Sakuliu’s work rediscovering and revitalizing traditional culture can also be seen in his creations. In 2018, he won the National Literature and Art Award—the first indigenous artist to receive the honor.
In order to fully expand the network of the Taiwan Pavilion in this highly competitive international art venue, the Taipei Fine Arts Museum and Sakuliu commissioned Patrice Flores to plan the exhibition. Flores is a curator who has long studied Asian contemporary art and Austronesian cultural studies.
Taiwan: A place of extraordinary creativity
Photo by Sakuliu Pavavaljung. Courtesy of the artist
Sakuliu Pavavaljung, Borderlands: A Memory of Light, Sakuliu Solo Exhibition, 1995.
A professor in the Department of Art Studies at the University of the Philippines and a curator at the Vargas Museum of Manila, Flores was curator of the Philippine National Pavilion at the 2015 Venice Biennale, art director of the Singapore Biennale in 2019, and a guest scholar of the Getty Research Institute in Los Angeles. He was also a visiting researcher at the National Gallery of Art in Washington, D.C., a member of the Asian Art Association under the Guggenheim Museum, and an advisory committee member of the ZKM Center for Art and Media Karlsruhe in Germany. With his wealth of experience and international connections, he can connect the Taiwan Pavilion to global art circles.
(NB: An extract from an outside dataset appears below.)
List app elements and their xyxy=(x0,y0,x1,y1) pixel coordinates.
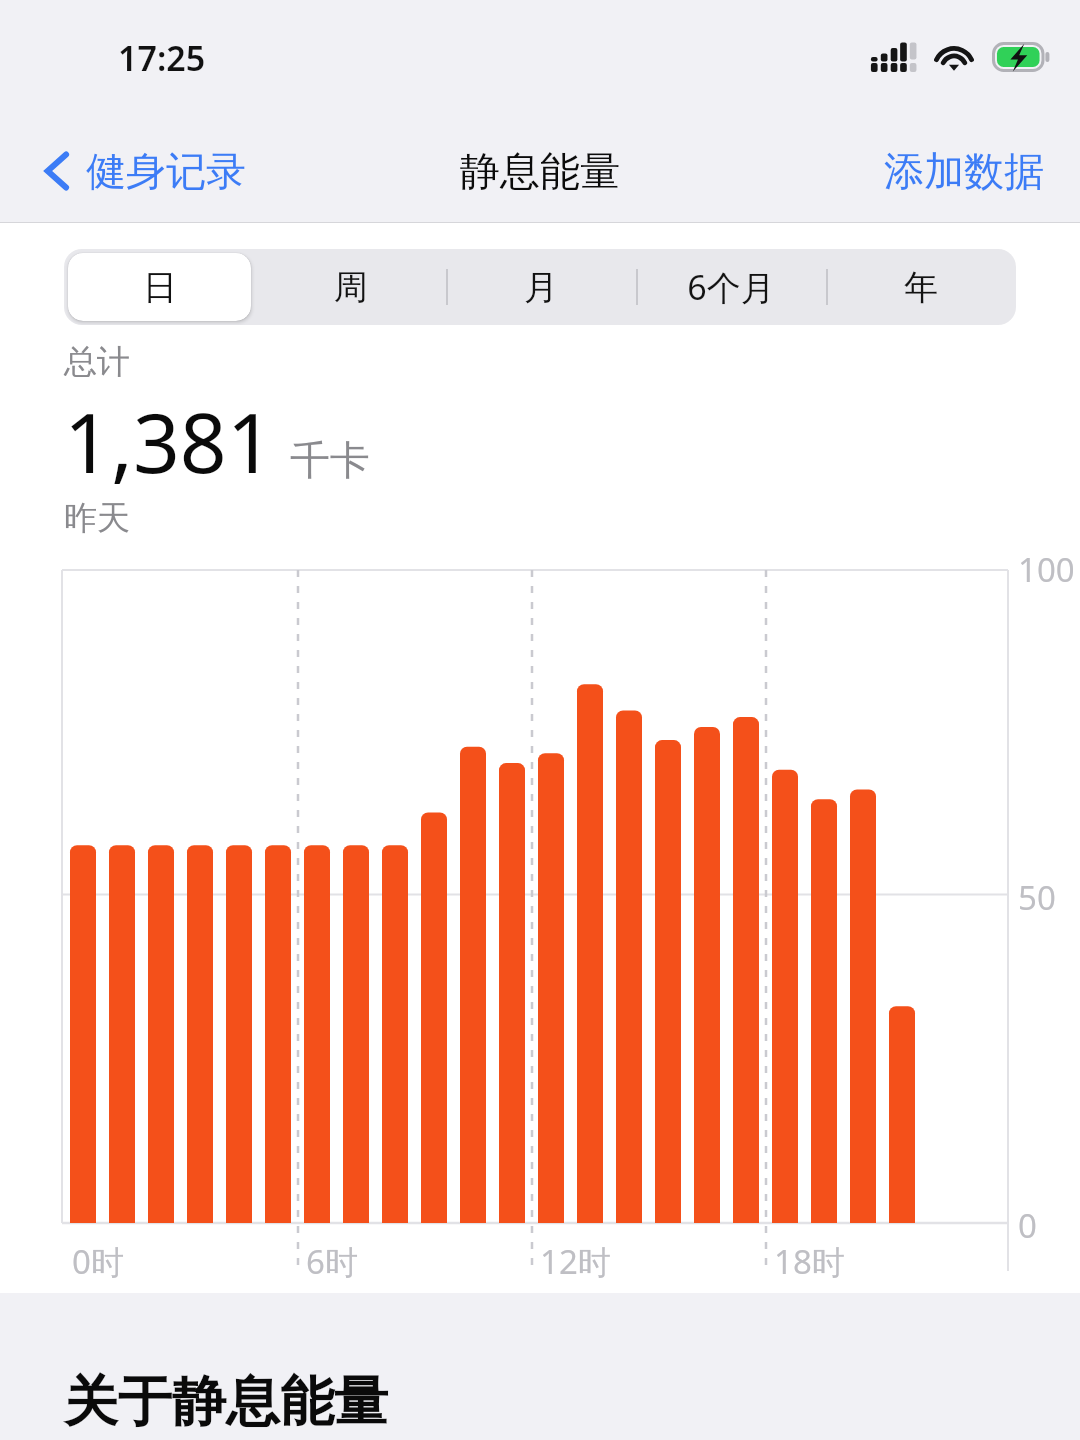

About this collaboration, Flores said, “Saguliu’s creation comes from a unique place in a country of extraordinary creativity: Taiwan. It is rooted in and nourishes the life of the indigenous Paiwan tribe. There is a dynamic interrelationship between him and a rapidly changing society.”
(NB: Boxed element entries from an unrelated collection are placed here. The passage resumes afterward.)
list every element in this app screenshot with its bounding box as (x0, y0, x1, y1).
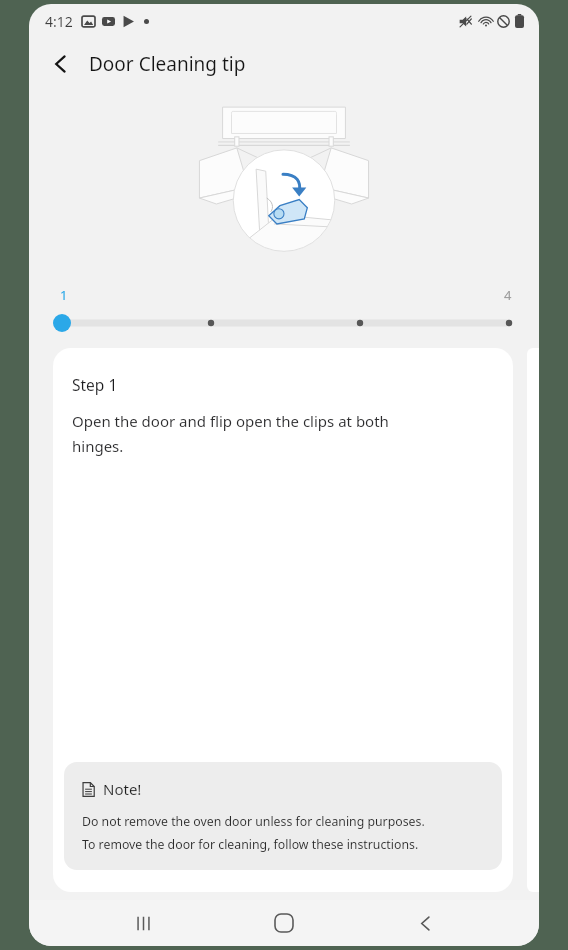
staticText: To remove the door for cleaning, follow … (82, 836, 419, 853)
button[interactable]: Home (257, 900, 311, 946)
staticText: 4:12 (45, 12, 73, 31)
staticText: Step 1 (72, 374, 118, 395)
button[interactable]: Recents (116, 900, 170, 946)
staticText: Note! (103, 779, 142, 799)
button[interactable]: Back (39, 42, 83, 86)
staticText: 4 (504, 286, 512, 304)
staticText: Open the door and flip open the clips at… (72, 411, 389, 456)
button[interactable]: Back (398, 900, 452, 946)
staticText: Door Cleaning tip (89, 51, 246, 77)
button[interactable]: Step progress (53, 312, 515, 332)
staticText: 1 (60, 286, 68, 304)
staticText: Do not remove the oven door unless for c… (82, 813, 425, 830)
button[interactable]: Step 1 (53, 348, 513, 892)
“Sakuliu stands at this turning point and strives to transform the character of this place and build a bridge to modern society. With his considerable knowledge, he expresses ancient mythology, tribal intrigues, and holistic cosmology through his art, which includes painting, photography and animation.”
“On the other hand, he has revealed the wisdom of artistic intervention through carving, environmental construction, installation and cultural work. I am honored to be planning the exhibition of Saguliu for the Taiwan Pavilion at the Venice Biennale in 2021.”
“I am deeply interested in his complex artistic language and his in-depth construction in the Sandimen community in Pingtung County in Taiwan. I was born in the Philippines. With my Southeast Asian background, I am eager to include his community and my hometown to show the context of the South Island culture. I also would like to engage in a discussion about the meaning of the ‘contemporary’ or the ‘local’.”